By DOUG WILSONHerald-Whig Senior Writer
Ameren Transmission Co. of Illinois has received approval to build a 345,000-volt transmission line between Palmyra, Mo., and the Indiana border near Terre Haute.
The Illinois Commerce Commission voted Tuesday to allow the 375-mile project that will cost between $890 million and $1.4 billion. The line should be built by 2019, with a portion completed in 2016.
The high voltage lines' route was shifted to the south in the South Quincy Development District after opposition by the Adams County Board, the Quincy City Council and several property owners who said a previous route would have made parts of their parcels unusable.
"They moved the route. It's not as far south as would have liked, but we can live with it," said Pete Pohlman, an energy consultant with the Great River Economic Development Foundationn.
The transmission lines will cross the Mississippi River just north of the alignment with Turtle Lake Road. It angles northeast to South Fifth Street, then goes straight east to South Sixth Street, where it turns south to Turtle Lake Road. An electric substation will be built along Ghost Hollow Road. It is one of nine slated for construction or expansion along the route.
Ameren Transmission Co., which is a separate company from Ameren Illinois, is building the transmission system as a conduit for alternative energy sources such as wind and hydropower. Company spokesmen said the potential for alternative energy is greater in Western states, but the electricity is needed in higher population states to the east.
Peggy Ladd, manager for transmission business development, said during an open house in Quincy that the high-voltage system will "lower congestion" and make generation more cost effective.
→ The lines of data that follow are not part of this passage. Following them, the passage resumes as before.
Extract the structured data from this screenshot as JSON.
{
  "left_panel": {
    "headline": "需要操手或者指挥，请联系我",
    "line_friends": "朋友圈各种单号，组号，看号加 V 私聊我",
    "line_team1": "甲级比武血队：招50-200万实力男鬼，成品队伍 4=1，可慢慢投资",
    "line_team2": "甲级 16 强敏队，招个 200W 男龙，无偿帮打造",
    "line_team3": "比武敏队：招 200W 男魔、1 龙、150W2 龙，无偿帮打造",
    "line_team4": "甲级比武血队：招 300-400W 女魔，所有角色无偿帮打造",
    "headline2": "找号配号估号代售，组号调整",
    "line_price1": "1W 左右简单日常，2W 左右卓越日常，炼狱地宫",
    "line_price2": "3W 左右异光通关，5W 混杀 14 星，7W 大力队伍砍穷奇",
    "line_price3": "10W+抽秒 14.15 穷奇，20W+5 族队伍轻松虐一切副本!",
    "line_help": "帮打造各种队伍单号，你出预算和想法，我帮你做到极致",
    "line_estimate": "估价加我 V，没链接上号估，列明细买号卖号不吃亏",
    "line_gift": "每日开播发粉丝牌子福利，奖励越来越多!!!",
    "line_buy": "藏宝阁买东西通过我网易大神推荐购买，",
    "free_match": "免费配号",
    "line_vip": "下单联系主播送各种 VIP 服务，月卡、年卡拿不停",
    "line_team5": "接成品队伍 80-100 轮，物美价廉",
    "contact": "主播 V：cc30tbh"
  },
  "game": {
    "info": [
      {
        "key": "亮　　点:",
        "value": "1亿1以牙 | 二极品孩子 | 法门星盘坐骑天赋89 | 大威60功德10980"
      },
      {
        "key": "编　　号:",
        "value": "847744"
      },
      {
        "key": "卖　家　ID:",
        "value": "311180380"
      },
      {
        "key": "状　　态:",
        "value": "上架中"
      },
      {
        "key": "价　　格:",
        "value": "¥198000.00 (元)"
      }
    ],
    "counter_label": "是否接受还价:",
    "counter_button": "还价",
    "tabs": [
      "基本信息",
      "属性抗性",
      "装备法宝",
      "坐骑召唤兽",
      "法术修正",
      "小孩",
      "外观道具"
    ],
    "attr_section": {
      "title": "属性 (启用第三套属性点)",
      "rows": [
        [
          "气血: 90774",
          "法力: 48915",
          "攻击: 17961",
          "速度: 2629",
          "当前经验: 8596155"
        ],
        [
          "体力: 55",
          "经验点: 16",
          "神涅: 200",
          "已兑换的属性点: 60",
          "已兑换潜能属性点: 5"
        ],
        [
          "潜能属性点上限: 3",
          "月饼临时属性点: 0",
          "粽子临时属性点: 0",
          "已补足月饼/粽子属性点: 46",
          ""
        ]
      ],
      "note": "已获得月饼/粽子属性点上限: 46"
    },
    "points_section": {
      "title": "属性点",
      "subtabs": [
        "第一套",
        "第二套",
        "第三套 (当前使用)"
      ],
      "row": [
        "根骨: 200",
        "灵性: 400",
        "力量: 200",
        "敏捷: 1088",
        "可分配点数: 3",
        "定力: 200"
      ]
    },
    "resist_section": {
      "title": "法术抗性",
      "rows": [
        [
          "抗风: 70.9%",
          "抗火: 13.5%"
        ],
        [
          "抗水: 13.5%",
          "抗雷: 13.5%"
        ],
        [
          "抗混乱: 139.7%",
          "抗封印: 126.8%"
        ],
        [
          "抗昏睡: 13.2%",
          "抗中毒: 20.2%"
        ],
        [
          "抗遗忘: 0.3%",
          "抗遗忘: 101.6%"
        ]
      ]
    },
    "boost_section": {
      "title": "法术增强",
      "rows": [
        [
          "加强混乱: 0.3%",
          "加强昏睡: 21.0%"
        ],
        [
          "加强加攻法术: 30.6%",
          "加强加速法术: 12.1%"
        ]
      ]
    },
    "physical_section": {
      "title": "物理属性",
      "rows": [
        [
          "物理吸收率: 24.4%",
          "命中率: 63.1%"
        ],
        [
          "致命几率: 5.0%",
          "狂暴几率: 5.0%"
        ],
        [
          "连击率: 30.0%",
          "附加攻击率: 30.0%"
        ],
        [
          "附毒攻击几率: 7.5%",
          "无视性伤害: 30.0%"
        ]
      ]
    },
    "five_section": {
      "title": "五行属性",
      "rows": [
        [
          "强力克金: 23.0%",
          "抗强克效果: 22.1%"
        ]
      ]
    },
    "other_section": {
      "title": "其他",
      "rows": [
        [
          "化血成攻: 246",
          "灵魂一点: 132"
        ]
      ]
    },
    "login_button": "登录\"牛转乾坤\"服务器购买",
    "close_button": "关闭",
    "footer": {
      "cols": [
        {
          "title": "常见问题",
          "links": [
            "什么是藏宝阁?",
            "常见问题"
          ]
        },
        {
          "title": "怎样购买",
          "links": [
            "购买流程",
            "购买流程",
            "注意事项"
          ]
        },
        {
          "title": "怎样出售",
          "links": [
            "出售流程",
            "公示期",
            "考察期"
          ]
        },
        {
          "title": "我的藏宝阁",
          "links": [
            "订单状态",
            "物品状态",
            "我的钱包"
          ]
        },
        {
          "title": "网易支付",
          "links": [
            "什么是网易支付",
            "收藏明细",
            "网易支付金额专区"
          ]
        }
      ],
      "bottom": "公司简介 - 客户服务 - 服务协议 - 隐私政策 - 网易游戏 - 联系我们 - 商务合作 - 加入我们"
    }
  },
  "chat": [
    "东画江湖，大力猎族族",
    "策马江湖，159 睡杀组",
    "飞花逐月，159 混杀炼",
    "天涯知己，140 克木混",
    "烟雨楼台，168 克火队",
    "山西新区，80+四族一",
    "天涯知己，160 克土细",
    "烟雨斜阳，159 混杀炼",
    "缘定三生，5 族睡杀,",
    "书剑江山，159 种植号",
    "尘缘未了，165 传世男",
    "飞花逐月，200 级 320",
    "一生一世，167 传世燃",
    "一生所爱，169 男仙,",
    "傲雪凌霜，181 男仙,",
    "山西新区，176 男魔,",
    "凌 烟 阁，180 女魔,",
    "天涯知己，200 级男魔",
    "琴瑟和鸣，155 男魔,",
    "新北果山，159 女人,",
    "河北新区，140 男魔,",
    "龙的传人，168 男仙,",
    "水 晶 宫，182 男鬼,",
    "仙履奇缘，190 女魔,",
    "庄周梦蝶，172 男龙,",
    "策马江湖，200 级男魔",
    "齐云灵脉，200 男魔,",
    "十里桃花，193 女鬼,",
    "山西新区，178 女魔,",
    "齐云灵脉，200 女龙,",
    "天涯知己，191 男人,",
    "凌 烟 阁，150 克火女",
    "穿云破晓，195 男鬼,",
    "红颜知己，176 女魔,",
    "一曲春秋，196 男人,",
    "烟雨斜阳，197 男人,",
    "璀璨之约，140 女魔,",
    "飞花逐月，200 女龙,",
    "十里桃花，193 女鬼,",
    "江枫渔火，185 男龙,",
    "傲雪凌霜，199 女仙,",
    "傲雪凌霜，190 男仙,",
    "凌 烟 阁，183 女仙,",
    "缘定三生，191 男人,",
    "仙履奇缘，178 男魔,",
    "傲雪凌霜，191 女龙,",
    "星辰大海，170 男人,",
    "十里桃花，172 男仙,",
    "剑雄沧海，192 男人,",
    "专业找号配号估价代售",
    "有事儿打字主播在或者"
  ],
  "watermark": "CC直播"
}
The transmission system also will give Quincy the ability to provide 100 megawatts of power for manufacturing and other development.
Costs of constructing the transmission line will be shared by all customers living within the Midcontinent Independent System Operator region, which is a multi-state transmission area. The average residential electric customer will pay an additional 30 to 50 cents per month.
Property owners who negotiate easements for the line will receive one-time payments. Counties through which the transmission line passes will receive $20,000 a mile once the system is in operation.
Transmission lines will be mounted on metal poles between 80 and 140 feet tall. Poles will be placed between 700 and 1,000 feet apart on concrete bases measuring about 8 feet in diameter. Farmers will be able to plant right up to the bases and livestock may graze there, as well.
Ameren Transmission filed its petition with the commission in November after a series of public hearings along the route.
In addition to the main transmission route from Quincy to Sugar Creek, Ind., another section will fork off at Meredosia and a separate line will wrap around the southwest side of Champaign County.
Ameren Transmission did not seek eminent domain authority as part of this case and would have to return to the ICC if that authority is needed.